Deuxièmement, l’Afrique a la volonté de s’industrialiser. La Chine est passée par là. Il est clair qu’il peut y avoir quand même des échanges au niveau de l’industrialisation qui peuvent bénéficier des deux côtés parce que les Chinois cherchent des débouchés en Afrique et les Africains ont besoin de pouvoir transformer leurs matières premières sur place, ils ont besoin donc d’intéresser les privés qui s’installent en Afrique. Il existe effectivement un axe important à développer. Et puis troisièmement, il ya aussi une énorme potentialité entre les secteurs privés chinois et africains qui est sous exploitée. Jusqu’ici, c’est des coopérations entre nos Etats pour des financements alors qu’effectivement on peut encourager des joint-ventures entre les secteurs privés des deux parties et assurer à ce que leur partenariats soit assez divers et ne restent pas seulement au niveau gouvernemental mais aussi tient compte des partenariats entre les privés.
Le1.ma : Qu’en est-il de l’aspect financier ? Le président chinois avait annoncé lors du sommet du FOCAC de 2015 à Johannesburg une enveloppe de 60 milliards de dollars à telle enseigne qu’une chercheuse de Brookings Institution l’a qualifié de « diplomatie de prestige » du chef de l’Etat chinois qu’autre chose !
Ibrahima Cheikh Diong : Absolument. Il ne faut pas quand même faire l’erreur comme ce que font beaucoup de pays de penser qu’en injectant ou en annonçant des financements, on règle la coopération. La coopération est beaucoup plus complète que ça. Aujourd’hui, pour la Chine et même pour les institutions financières, la problématique majeure c’est la qualité et la préparation des projets qui sont portés pour les financements. Je vous donne un exemple concret, en 2000, au sommet Chine–Afrique à Pékin, on avait annoncé un fonds d’investissement Chine-Afrique qui a eu du mal à trouver des projets structurants. Dès lors, il a fallu mettre l’accent sur la qualité de préparation des dossiers. C’est la structuration des projets qui compte avant d’aller même chercher des financements.

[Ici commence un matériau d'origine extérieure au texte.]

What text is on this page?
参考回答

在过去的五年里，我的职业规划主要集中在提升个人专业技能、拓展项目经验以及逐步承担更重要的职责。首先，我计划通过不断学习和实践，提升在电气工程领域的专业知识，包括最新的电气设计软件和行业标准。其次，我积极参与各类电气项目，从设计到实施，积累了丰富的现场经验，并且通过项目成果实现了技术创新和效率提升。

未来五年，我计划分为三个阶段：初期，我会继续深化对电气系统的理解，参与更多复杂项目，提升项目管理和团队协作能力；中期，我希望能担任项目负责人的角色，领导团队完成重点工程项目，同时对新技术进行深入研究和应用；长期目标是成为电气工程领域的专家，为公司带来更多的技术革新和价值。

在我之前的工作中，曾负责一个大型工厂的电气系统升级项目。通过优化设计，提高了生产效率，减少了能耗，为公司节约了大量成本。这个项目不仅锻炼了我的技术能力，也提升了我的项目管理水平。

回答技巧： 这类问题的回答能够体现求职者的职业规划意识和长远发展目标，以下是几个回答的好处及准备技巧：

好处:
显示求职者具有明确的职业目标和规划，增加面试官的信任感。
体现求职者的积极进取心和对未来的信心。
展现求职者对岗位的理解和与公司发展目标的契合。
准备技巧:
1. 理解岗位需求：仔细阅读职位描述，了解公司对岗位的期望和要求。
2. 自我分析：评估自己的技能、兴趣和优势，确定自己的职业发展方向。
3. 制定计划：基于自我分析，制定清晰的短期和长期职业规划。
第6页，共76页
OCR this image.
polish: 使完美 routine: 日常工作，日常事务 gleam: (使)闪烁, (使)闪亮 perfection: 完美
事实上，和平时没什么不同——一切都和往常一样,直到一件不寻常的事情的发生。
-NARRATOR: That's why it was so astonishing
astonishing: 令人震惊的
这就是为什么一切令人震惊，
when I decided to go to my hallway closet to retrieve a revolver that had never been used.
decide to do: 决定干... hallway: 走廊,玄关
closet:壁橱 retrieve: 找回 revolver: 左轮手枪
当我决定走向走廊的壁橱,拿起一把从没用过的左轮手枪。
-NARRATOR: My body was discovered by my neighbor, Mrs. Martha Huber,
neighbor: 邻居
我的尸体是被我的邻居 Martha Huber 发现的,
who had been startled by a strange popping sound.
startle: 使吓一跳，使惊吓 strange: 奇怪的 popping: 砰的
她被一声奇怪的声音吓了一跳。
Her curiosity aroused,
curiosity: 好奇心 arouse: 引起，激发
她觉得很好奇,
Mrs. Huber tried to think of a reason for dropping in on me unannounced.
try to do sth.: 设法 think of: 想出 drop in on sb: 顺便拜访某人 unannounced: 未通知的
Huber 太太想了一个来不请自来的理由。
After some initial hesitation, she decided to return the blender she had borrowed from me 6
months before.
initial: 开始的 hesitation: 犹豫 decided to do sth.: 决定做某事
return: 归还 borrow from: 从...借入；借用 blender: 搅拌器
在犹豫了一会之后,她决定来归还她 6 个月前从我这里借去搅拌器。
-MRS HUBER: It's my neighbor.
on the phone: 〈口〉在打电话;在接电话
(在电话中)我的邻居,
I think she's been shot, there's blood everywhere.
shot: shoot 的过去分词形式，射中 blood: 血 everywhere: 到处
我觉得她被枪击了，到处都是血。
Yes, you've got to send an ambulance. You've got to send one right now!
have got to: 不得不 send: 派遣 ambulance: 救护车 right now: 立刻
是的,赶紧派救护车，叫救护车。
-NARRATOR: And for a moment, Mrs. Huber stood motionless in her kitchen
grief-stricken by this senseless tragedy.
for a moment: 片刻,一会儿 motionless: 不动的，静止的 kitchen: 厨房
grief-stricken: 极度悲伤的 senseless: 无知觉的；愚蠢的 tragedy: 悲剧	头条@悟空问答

Le1.ma : Quel est l’état des lieux aujourd’hui ?
Ibrahima Cheikh Diong : Quand on regarde par exemple le fonds d’investissement Chine-Afrique, il a eu du mal à décoller. Il a eu du mal à trouver des projets dans lesquels il peut prendre de la participation ou apporter de la dette.
Le1.ma : Par quoi s’explique cette carence ?
Ibrahima Cheikh Diong : Il faut tout simplement avoir des ressources d’investissements et avoir des ressources de préparation des projets.
Le1.ma : A juste titre, qu’en est-il des ressources humaines ?
Ibrahima Cheikh Diong : Naturellement, je l’ai dit d’ailleurs dans mon intervention, il faut qu’on donne une importance capitale au développement du capital humain. Tout développement doit être accompagné par des ressources humaines sûres. Et c’est la raison pour laquelle la Chine met un accent particulier sur l’éducation et la formation des Africains dans sa coopération. Effectivement, c’est aussi important que les financements. Regardez-moi, je suis un pur produit de la Chine-Afrique. J’ai été formé en Chine il ya trente ans, et aujourd’hui la sympathie et la connaissance que j’ai de la Chine viennent principalement du fait que j’ai été chez les Chinois et là c’est un acquis extrêmement important…
Le1.ma : …et vous êtes également leur porte-parole ?
Ibrahima Cheikh Diong : Je ne dirai pas un porte-parole mais je sais ce qui se passe de part et d’autre et cela me permet d’être un petit peu le pont entre l’Afrique et la Chine, surtout que je comprends les deux cultures, les deux Histoires et les deux perspectives. C’est comme ça que je vois la coopération.
Le1.ma : Vous êtes sénégalais, vous connaissez également parfaitement le Maroc, quel regard jetez vous sur la dimension africaine du Royaume ?
Ibrahima Cheikh Diong : Je dois vous avouer que je suis extrêmement séduit par ce qui est en train de se passer parce que ce genre de réflexion dans la Chine-Afrique n’existait pas. C’était principalement centré sur les relations entre les gouvernements et les relations bilatérales. Mais réunir autour d’une table les acteurs de l’économie, la société civile, les universitaires et les chercheurs, à mon avis c’est une grande première qu’il faut quand même saluer.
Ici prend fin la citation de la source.